Ticket prices were cheap. My family bought three lower-bowl and two upper-bowl tickets for a grand total of $150. We may or may not have been helped along by a scalper (the Manitoban does not condone such activities). With tickets in hand, we sneaked past an usher checking the vouchers to allow the five of us to enter the lower-bowl with just three valid tickets.
Though the ‘Yotes dominated the Anahiem Ducks, the game was a blast. And the fans, while small in numbers, were animated and familiar with the sport. Demonstrating to me, at least, that there is hope for hockey in the desert.
From a half-full hockey rink, a sold out, high-intensity atmosphere at the basketball game was my expectation when we later trekked to an NBA game on Christmas Day. With the Suns as one of the league’s leading franchises, plus kids being off of school, frigid Northern tourists searching for sun and the biggest regular season date on the NBA schedule, Christmas Day, I surely figured, would lead to a capacity crowd at the U.S. Airways Arena. I was corrected. As nearly 2,000 empty seats dotted the stadium in an entertaining blowout over the Los Angeles Clippers.
Mind you, the Clippers are not one of the NBA’s foremost franchises, but this was Christmas Day. The Association’s finest showcase of the season outside of the playoffs — where the biggest names and biggest teams battle in a day steeped with tradition, wall-to-wall coverage of the quintuple header from ESPN/ABC and fancy Christmas-style kicks. But the building did not sell out, and instead embarrassed themselves on the American stage while the other premier games were played to packed arenas.
Though my perspective beforehand may appear full of doom and gloom, Phoenix is still a thriving sports town. The fact that they house numerous sports events should attest to that. Nevertheless, the economy is in a trench, with less locals willing to fork over the cash for expensive luxuries. This, of course, is disadvantageous to the already menacing situation for the Coyotes, and helped ruin a home sell-out streak of 153 games for the Suns. When Phoenix has trouble selling out a marquee basketball team with NBA superstar Steve Nash during the holidays, you know a problem exists.
High ticket prices should also be investigated as a potential cause for concern.

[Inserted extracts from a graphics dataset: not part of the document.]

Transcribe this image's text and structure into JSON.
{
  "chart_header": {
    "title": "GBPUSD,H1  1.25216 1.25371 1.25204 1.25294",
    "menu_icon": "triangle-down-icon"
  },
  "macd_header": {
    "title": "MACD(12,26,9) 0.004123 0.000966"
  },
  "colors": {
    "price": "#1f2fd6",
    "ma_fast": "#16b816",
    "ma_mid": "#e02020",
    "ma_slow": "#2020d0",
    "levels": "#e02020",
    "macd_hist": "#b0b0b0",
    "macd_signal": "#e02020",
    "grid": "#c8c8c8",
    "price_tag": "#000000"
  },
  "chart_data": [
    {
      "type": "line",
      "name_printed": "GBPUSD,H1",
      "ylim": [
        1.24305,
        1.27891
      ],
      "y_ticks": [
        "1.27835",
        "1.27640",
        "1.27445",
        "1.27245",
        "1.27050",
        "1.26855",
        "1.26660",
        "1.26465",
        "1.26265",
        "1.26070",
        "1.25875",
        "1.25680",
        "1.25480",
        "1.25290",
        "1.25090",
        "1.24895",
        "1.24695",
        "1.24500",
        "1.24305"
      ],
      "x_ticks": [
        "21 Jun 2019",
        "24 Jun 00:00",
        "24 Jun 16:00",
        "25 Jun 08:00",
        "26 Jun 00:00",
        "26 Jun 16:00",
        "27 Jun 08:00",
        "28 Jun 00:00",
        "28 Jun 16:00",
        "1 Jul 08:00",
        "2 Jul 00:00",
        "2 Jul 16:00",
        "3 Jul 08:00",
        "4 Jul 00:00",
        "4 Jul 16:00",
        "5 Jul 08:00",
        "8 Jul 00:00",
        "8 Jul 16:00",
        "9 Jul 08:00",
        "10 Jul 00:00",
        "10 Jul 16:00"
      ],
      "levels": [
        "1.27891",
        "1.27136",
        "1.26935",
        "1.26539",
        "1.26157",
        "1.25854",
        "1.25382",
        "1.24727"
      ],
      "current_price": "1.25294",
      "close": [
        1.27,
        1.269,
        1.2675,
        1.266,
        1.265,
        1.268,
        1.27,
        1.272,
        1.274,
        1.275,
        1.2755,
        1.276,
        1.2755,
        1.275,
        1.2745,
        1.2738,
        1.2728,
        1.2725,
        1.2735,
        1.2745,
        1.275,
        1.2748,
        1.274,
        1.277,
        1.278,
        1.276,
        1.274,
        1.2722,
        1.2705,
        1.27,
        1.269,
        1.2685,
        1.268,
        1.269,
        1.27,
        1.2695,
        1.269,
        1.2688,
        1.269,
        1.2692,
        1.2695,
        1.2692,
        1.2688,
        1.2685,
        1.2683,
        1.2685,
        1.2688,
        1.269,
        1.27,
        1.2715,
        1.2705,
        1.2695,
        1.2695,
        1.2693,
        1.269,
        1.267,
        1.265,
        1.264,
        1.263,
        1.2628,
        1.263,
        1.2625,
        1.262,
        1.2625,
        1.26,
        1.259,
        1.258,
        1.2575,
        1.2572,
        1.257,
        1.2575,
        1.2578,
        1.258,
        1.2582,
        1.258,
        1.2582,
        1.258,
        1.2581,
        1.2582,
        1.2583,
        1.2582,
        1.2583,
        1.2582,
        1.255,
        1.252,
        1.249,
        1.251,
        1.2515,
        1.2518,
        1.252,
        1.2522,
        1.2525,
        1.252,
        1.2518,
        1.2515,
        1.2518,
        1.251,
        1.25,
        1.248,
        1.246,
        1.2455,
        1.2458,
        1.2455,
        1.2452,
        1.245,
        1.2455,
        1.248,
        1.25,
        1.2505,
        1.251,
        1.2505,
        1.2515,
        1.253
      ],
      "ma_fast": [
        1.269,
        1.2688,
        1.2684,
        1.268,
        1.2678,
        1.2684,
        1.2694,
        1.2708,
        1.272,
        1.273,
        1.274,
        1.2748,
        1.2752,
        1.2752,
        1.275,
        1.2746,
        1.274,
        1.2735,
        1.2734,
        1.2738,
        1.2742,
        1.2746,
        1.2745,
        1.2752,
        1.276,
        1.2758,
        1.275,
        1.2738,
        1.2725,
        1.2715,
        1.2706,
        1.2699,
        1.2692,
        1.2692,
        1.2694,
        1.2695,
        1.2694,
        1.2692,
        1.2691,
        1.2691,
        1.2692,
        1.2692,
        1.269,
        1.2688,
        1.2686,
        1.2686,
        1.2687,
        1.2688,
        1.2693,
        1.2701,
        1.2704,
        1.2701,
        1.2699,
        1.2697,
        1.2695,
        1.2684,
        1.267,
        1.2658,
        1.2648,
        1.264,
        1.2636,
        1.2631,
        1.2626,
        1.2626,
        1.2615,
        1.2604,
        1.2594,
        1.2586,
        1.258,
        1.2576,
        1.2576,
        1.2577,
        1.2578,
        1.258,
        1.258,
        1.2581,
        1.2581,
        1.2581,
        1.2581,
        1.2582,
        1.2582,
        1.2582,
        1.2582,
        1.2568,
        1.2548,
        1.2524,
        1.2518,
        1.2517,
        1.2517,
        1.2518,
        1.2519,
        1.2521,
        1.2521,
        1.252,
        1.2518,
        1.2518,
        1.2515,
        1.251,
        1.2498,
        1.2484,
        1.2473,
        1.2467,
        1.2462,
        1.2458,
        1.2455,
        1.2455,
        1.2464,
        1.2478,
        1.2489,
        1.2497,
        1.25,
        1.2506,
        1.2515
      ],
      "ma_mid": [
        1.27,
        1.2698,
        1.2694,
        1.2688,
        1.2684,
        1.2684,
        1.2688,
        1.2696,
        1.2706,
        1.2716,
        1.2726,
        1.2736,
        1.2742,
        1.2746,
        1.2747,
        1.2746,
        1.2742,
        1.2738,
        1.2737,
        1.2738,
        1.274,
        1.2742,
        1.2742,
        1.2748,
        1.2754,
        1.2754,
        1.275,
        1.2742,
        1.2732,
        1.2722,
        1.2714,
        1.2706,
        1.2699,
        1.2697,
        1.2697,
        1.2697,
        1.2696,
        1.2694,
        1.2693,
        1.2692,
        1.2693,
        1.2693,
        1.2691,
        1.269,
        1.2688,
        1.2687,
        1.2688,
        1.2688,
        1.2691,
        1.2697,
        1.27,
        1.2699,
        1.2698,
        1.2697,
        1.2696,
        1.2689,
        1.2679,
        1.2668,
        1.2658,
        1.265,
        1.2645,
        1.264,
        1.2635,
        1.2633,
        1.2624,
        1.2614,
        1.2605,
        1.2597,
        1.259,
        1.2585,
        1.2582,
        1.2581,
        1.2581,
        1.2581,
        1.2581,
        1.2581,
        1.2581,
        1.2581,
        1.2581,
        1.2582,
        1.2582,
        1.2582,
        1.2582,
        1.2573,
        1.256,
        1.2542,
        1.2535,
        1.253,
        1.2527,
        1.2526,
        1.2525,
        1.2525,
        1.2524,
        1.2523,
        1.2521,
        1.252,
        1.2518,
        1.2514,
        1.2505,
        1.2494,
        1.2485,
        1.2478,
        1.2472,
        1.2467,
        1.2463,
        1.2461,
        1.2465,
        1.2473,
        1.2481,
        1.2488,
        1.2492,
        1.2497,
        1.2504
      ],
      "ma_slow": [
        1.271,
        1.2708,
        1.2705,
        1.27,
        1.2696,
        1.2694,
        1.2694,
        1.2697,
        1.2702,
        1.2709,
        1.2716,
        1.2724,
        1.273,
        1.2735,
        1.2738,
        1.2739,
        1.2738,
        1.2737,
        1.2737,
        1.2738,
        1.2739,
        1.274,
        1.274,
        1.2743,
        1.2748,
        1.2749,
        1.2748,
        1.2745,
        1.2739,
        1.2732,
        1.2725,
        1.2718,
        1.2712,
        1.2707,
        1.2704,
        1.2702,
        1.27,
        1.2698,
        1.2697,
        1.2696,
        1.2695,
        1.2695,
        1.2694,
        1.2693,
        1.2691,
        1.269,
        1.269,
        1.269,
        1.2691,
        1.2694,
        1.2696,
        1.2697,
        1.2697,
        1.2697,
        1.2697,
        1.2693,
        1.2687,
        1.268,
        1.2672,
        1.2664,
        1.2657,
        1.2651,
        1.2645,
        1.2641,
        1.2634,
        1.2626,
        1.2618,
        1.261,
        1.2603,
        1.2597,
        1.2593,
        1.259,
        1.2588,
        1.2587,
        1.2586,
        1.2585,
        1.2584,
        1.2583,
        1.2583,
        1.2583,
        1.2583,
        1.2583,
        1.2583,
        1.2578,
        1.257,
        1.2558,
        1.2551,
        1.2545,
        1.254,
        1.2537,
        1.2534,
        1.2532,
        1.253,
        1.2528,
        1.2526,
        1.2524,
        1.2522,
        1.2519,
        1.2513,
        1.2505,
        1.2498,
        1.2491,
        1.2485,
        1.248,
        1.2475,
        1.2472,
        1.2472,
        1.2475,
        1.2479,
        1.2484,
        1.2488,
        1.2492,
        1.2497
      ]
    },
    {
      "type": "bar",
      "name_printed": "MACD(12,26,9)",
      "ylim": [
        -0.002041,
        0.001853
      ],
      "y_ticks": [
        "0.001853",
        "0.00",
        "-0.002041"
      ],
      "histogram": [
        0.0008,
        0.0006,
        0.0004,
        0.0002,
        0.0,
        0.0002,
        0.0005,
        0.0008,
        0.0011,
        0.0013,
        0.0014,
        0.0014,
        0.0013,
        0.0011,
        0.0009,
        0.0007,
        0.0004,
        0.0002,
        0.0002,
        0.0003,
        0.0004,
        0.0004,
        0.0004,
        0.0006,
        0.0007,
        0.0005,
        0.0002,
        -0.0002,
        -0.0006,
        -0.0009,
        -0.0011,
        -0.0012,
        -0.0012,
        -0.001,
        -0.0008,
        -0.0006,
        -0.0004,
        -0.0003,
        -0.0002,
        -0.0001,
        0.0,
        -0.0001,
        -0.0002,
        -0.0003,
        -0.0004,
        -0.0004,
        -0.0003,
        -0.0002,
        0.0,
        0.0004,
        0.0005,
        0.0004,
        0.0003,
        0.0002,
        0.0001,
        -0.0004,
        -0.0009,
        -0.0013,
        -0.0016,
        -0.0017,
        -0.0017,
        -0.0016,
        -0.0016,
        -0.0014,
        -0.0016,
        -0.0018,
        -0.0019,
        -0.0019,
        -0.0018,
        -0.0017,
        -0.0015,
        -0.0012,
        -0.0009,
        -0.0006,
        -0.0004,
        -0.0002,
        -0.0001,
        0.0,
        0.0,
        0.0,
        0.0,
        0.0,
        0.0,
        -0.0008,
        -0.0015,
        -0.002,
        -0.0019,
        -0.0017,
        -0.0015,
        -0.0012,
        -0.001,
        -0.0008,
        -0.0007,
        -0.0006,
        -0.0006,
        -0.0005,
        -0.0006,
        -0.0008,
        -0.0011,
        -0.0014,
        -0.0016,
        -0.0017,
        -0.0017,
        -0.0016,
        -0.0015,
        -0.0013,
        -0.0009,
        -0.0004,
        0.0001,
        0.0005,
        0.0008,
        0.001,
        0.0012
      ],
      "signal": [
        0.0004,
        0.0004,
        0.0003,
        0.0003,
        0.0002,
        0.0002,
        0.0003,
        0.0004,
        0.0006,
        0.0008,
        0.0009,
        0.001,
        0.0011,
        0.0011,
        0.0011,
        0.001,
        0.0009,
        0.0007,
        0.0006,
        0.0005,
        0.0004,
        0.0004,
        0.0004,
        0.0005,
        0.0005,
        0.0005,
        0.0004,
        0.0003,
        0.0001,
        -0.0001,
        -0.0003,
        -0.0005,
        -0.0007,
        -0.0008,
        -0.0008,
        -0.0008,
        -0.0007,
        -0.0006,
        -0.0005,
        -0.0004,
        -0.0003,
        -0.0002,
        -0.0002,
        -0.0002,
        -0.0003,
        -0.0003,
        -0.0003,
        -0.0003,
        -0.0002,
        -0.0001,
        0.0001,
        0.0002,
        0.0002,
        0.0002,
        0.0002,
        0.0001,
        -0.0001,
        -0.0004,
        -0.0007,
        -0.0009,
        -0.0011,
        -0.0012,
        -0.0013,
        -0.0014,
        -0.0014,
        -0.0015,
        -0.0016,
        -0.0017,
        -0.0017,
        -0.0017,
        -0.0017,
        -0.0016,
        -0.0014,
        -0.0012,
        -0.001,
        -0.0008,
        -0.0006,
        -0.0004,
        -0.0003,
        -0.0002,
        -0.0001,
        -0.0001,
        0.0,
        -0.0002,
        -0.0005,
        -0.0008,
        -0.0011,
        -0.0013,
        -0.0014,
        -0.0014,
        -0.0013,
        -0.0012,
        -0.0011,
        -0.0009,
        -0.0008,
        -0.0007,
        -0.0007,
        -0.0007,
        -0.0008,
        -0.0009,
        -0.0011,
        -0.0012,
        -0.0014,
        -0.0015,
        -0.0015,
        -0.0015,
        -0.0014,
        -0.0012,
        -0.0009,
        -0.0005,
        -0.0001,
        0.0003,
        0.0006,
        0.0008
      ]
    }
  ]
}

Having lost fistfuls of cash, the Coyotes cannot drop prices farther; however, when admission to the lower-bowl at Suns games can reach upwards of $330, they may have priced themselves out of the league for the average middle-income family. Especially considering Arizonans can watch all Suns games in HD on the couch for a respectable cost.
With the economy’s dilemmas, sporting events are suffering like virtually every other industry. In truth, maybe the only league immune is God’s gift to sports, the billion-dollar enterprise that is the National Football League.